Counterfactual explanations are a technique in explainable AI (XAI) that answer the question: "What would need to change for this decision to be different?" Rather than explaining why a model made a particular prediction, they identify the minimal or most actionable modifications to an input that would flip the output. For example, a loan applicant denied credit might receive a counterfactual explanation stating: "If your annual income were $8,000 higher and your outstanding debt $2,000 lower, your application would have been approved." This framing makes model behavior concrete and actionable in a way that feature importance scores or saliency maps often cannot.
Generating counterfactual explanations typically involves an optimization problem: find an input point close to the original that crosses a decision boundary into the desired output class. Proximity is usually measured in feature space, with constraints to ensure the suggested changes are realistic and actionable — for instance, age cannot be decreased, and immutable demographic attributes are often excluded. Methods range from gradient-based search and genetic algorithms to model-agnostic sampling approaches. A key challenge is balancing closeness to the original input against the plausibility and diversity of the suggested alternatives, since a single counterfactual may not capture the full range of ways a decision could change.

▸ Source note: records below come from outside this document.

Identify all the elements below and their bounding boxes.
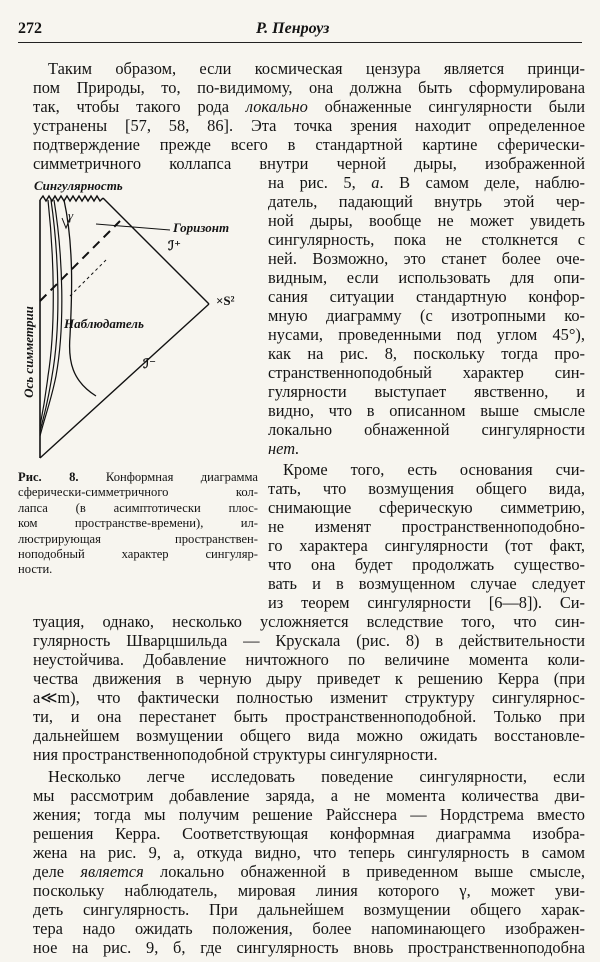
text-line: тера надо ожидать положения, более напоминающего изображен- [33, 919, 585, 938]
label-observer: Наблюдатель [64, 316, 144, 331]
horizon-pointer [96, 224, 170, 230]
text-line: a≪m), что фактически полностью изменит структуру сингулярнос- [33, 688, 585, 707]
text-line: датель, падающий внутрь этой чер- [268, 192, 585, 211]
text-line: не изменят пространственноподобно- [268, 517, 585, 536]
page-header [18, 20, 582, 43]
text-line: ное на рис. 9, б, где сингулярность вновь пространственноподобна [33, 938, 585, 957]
text-line: мы рассмотрим добавление заряда, а не момента количества дви- [33, 786, 585, 805]
text-line: нет. [268, 439, 300, 458]
text-line: туация, однако, несколько усложняется вследствие того, что син- [33, 612, 585, 631]
caption-line: сферически-симметричного кол- [18, 485, 258, 500]
text-line: вать и в возмущенном случае следует [268, 574, 585, 593]
label-s2: ×S² [216, 293, 235, 308]
caption-line: ноподобный характер сингуляр- [18, 547, 258, 562]
text-line: мную диаграмму (с изотропными ко- [268, 306, 585, 325]
text-line: как на рис. 8, поскольку тогда про- [268, 344, 585, 363]
text-line: что она будет продолжать существо- [268, 555, 585, 574]
text-line: дальнейшем возмущении общего вида можно ожидать восстановле- [33, 726, 585, 745]
scri-plus-line [103, 198, 209, 304]
text-line: решения Керра. Соответствующая конформная диаграмма изобра- [33, 824, 585, 843]
text-line: из теорем сингулярности [6—8]). Си- [268, 593, 585, 612]
text-line: поскольку наблюдатель, мировая линия которого γ, может уви- [33, 881, 585, 900]
text-line: нусами, проведенными под углом 45°), [268, 325, 585, 344]
figure-8 [18, 176, 268, 466]
label-horizon: Горизонт [173, 220, 230, 235]
text-line: видно, что в описанном выше смысле [268, 401, 585, 420]
text-line: так, чтобы такого рода локально обнаженные сингулярности были [33, 97, 585, 116]
label-singularity: Сингулярность [34, 178, 123, 193]
caption-line: ком пространстве-времени), ил- [18, 516, 258, 531]
text-line: устранены [57, 58, 86]. Эта точка зрения находит определенное [33, 116, 585, 135]
star-surface-curve [40, 200, 58, 431]
text-line: сания ситуации стандартную конфор- [268, 287, 585, 306]
text-line: Таким образом, если космическая цензура является принци- [48, 59, 585, 78]
text-line: ти, и она перестанет быть пространственноподобной. Только при [33, 707, 585, 726]
caption-line: Рис. 8. Конформная диаграмма [18, 470, 259, 484]
caption-line: лапса (в асимптотически плос- [18, 500, 258, 515]
text-line: неустойчива. Добавление ничтожного по величине момента коли- [33, 650, 585, 669]
text-line: гулярность Шварцшильда — Крускала (рис. 8) в действительности [33, 631, 585, 650]
singularity-zigzag [40, 196, 103, 201]
star-surface-curve [40, 200, 53, 426]
text-line: симметричного коллапса внутри черной дыры, изображенной [33, 154, 585, 173]
text-line: Кроме того, есть основания счи- [283, 460, 585, 479]
figure-caption [18, 470, 258, 578]
label-gamma: γ [68, 208, 74, 223]
caption-line: ности. [18, 562, 53, 577]
text-line: чества движения в черную дыру приведет к решению Керра (при [33, 669, 585, 688]
label-scri-minus: ℐ⁻ [143, 356, 156, 371]
text-line: жена на рис. 9, а, откуда видно, что теперь сингулярность в самом [33, 843, 585, 862]
running-head: Р. Пенроуз [256, 20, 330, 37]
text-line: жения; тогда мы получим решение Райсснера — Нордстрема вместо [33, 805, 585, 824]
text-line: тать, что возмущения общего вида, [268, 479, 585, 498]
text-line: ней. Возможно, это станет более оче- [268, 249, 585, 268]
label-axis: Ось симметрии [20, 306, 36, 398]
text-line: подтверждение прежде всего в стандартной картине сферически- [33, 135, 585, 154]
text-line: Несколько легче исследовать поведение сингулярности, если [48, 767, 585, 786]
caption-line: люстрирующая пространствен- [18, 531, 258, 546]
page-number: 272 [18, 20, 42, 37]
text-line: ной дыры, вообще не может увидеть [268, 211, 585, 230]
text-line: сингулярность, пока не столкнется с [268, 230, 585, 249]
text-line: ния пространственноподобной структуры сингулярности. [33, 745, 438, 764]
label-scri-plus: ℐ⁺ [168, 238, 181, 253]
text-line: странственноподобный характер син- [268, 363, 585, 382]
text-line: деть сингулярность. При дальнейшем возмущении общего харак- [33, 900, 585, 919]
text-line: гулярности выступает явственно, и [268, 382, 585, 401]
text-line: пом Природы, то, по-видимому, она должна быть сформулирована [33, 78, 585, 97]
text-line: деле является локально обнаженной в приведенном выше смысле, [33, 862, 585, 881]
text-line: локально обнаженной сингулярности [268, 420, 585, 439]
text-line: видным, если использовать для опи- [268, 268, 585, 287]
text-line: на рис. 5, а. В самом деле, наблю- [268, 173, 585, 192]
text-line: го характера сингулярности (тот факт, [268, 536, 585, 555]
observer-worldline [64, 200, 96, 396]
text-line: снимающие сферическую симметрию, [268, 498, 585, 517]
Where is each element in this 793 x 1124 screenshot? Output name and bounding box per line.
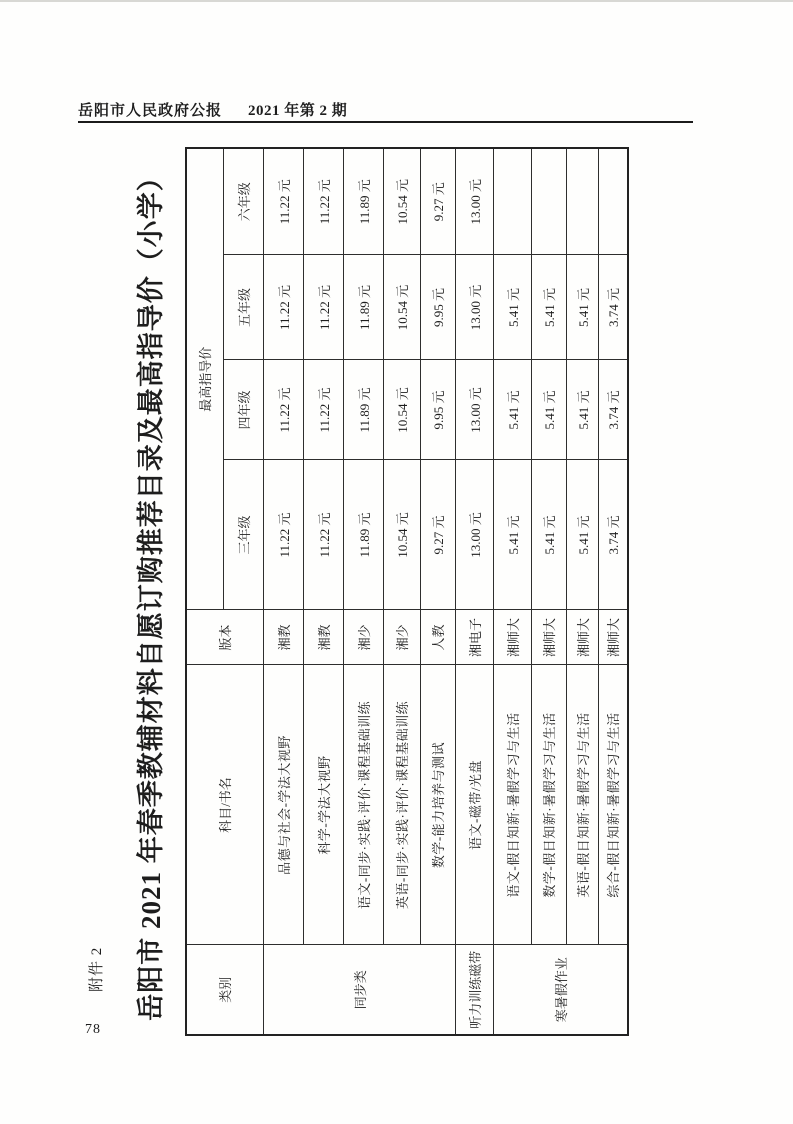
book-cell: 数学-能力培养与测试: [420, 665, 455, 945]
edition-cell: 湘少: [383, 610, 420, 665]
price-cell: 11.22 元: [303, 148, 343, 255]
price-cell: 13.00 元: [455, 460, 493, 610]
rotated-attachment-block: [75, 142, 640, 1042]
price-cell: 11.89 元: [343, 460, 383, 610]
price-cell: [493, 148, 531, 255]
price-cell: 11.22 元: [263, 255, 303, 360]
price-cell: 3.74 元: [598, 460, 628, 610]
edition-cell: 湘师大: [531, 610, 566, 665]
price-cell: 9.95 元: [420, 255, 455, 360]
attachment-label: 附件 2: [89, 946, 105, 992]
book-cell: 品德与社会-学法大视野: [263, 665, 303, 945]
price-cell: [531, 148, 566, 255]
header-grade-6: 六年级: [223, 148, 263, 255]
price-cell: 10.54 元: [383, 255, 420, 360]
header-grade-4: 四年级: [223, 360, 263, 460]
price-cell: 5.41 元: [493, 460, 531, 610]
price-cell: 5.41 元: [566, 255, 598, 360]
edition-cell: 湘电子: [455, 610, 493, 665]
table-header: [186, 148, 263, 1035]
price-cell: 10.54 元: [383, 360, 420, 460]
price-cell: 5.41 元: [531, 255, 566, 360]
header-subject-book: 科目/书名: [186, 665, 263, 945]
price-cell: 13.00 元: [455, 360, 493, 460]
table-row: [343, 148, 383, 1035]
price-cell: 5.41 元: [531, 360, 566, 460]
header-max-price: 最高指导价: [186, 148, 223, 610]
price-cell: 9.27 元: [420, 148, 455, 255]
gazette-issue: 2021 年第 2 期: [248, 103, 348, 119]
price-cell: 11.22 元: [263, 360, 303, 460]
edition-cell: 湘教: [303, 610, 343, 665]
table-row: [455, 148, 493, 1035]
book-cell: 综合-假日知新·暑假学习与生活: [598, 665, 628, 945]
price-cell: 11.22 元: [303, 360, 343, 460]
price-cell: 11.22 元: [303, 255, 343, 360]
table-row: [420, 148, 455, 1035]
book-cell: 英语-同步·实践·评价·课程基础训练: [383, 665, 420, 945]
book-cell: 语文-同步·实践·评价·课程基础训练: [343, 665, 383, 945]
table-row: [303, 148, 343, 1035]
header-category: 类别: [186, 945, 263, 1035]
category-cell: 听力训练磁带: [455, 945, 493, 1035]
price-cell: 11.22 元: [263, 460, 303, 610]
price-cell: 13.00 元: [455, 148, 493, 255]
price-cell: 3.74 元: [598, 255, 628, 360]
book-cell: 科学-学法大视野: [303, 665, 343, 945]
page-number: 78: [85, 1022, 101, 1037]
edition-cell: 人教: [420, 610, 455, 665]
edition-cell: 湘师大: [566, 610, 598, 665]
price-cell: [566, 148, 598, 255]
price-cell: 13.00 元: [455, 255, 493, 360]
price-cell: 11.89 元: [343, 360, 383, 460]
price-cell: 11.22 元: [263, 148, 303, 255]
table-row: [598, 148, 628, 1035]
table-row: [566, 148, 598, 1035]
book-cell: 数学-假日知新·暑假学习与生活: [531, 665, 566, 945]
edition-cell: 湘少: [343, 610, 383, 665]
category-cell: 同步类: [263, 945, 455, 1035]
gazette-title: 岳阳市人民政府公报: [78, 103, 223, 119]
price-cell: 5.41 元: [566, 360, 598, 460]
table-body: [263, 148, 628, 1035]
price-cell: 11.89 元: [343, 148, 383, 255]
edition-cell: 湘教: [263, 610, 303, 665]
table-row: [263, 148, 303, 1035]
edition-cell: 湘师大: [598, 610, 628, 665]
price-cell: 5.41 元: [531, 460, 566, 610]
header-row-1: [186, 148, 223, 1035]
price-cell: [598, 148, 628, 255]
price-cell: 3.74 元: [598, 360, 628, 460]
price-cell: 11.22 元: [303, 460, 343, 610]
header-grade-3: 三年级: [223, 460, 263, 610]
price-cell: 10.54 元: [383, 148, 420, 255]
document-title: 岳阳市 2021 年春季教辅材料自愿订购推荐目录及最高指导价（小学）: [136, 163, 166, 1021]
header-grade-5: 五年级: [223, 255, 263, 360]
book-cell: 语文-磁带/光盘: [455, 665, 493, 945]
price-cell: 5.41 元: [566, 460, 598, 610]
price-cell: 10.54 元: [383, 460, 420, 610]
table-row: [383, 148, 420, 1035]
book-cell: 英语-假日知新·暑假学习与生活: [566, 665, 598, 945]
page-header: [78, 99, 347, 120]
price-cell: 5.41 元: [493, 255, 531, 360]
table-row: [531, 148, 566, 1035]
price-cell: 5.41 元: [493, 360, 531, 460]
category-cell: 寒暑假作业: [493, 945, 628, 1035]
table-row: [493, 148, 531, 1035]
price-cell: 9.95 元: [420, 360, 455, 460]
book-cell: 语文-假日知新·暑假学习与生活: [493, 665, 531, 945]
header-rule: [78, 121, 693, 123]
attachment-content: [75, 142, 640, 1042]
edition-cell: 湘师大: [493, 610, 531, 665]
price-cell: 9.27 元: [420, 460, 455, 610]
price-cell: 11.89 元: [343, 255, 383, 360]
header-edition: 版本: [186, 610, 263, 665]
price-table: [185, 147, 629, 1036]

Counterfactual explanations have become central to the explainable AI movement because they align naturally with how humans reason about causation and responsibility. They are particularly valuable in high-stakes regulated domains — credit scoring, hiring, medical diagnosis, and criminal justice — where individuals have a legitimate interest in understanding and potentially contesting automated decisions. The EU's GDPR, with its "right to explanation" provisions, has further accelerated adoption. Beyond individual recourse, counterfactuals can also surface systemic model biases: if the changes required to flip a decision are systematically harder for certain demographic groups, that asymmetry reveals a fairness problem the model's aggregate metrics might obscure.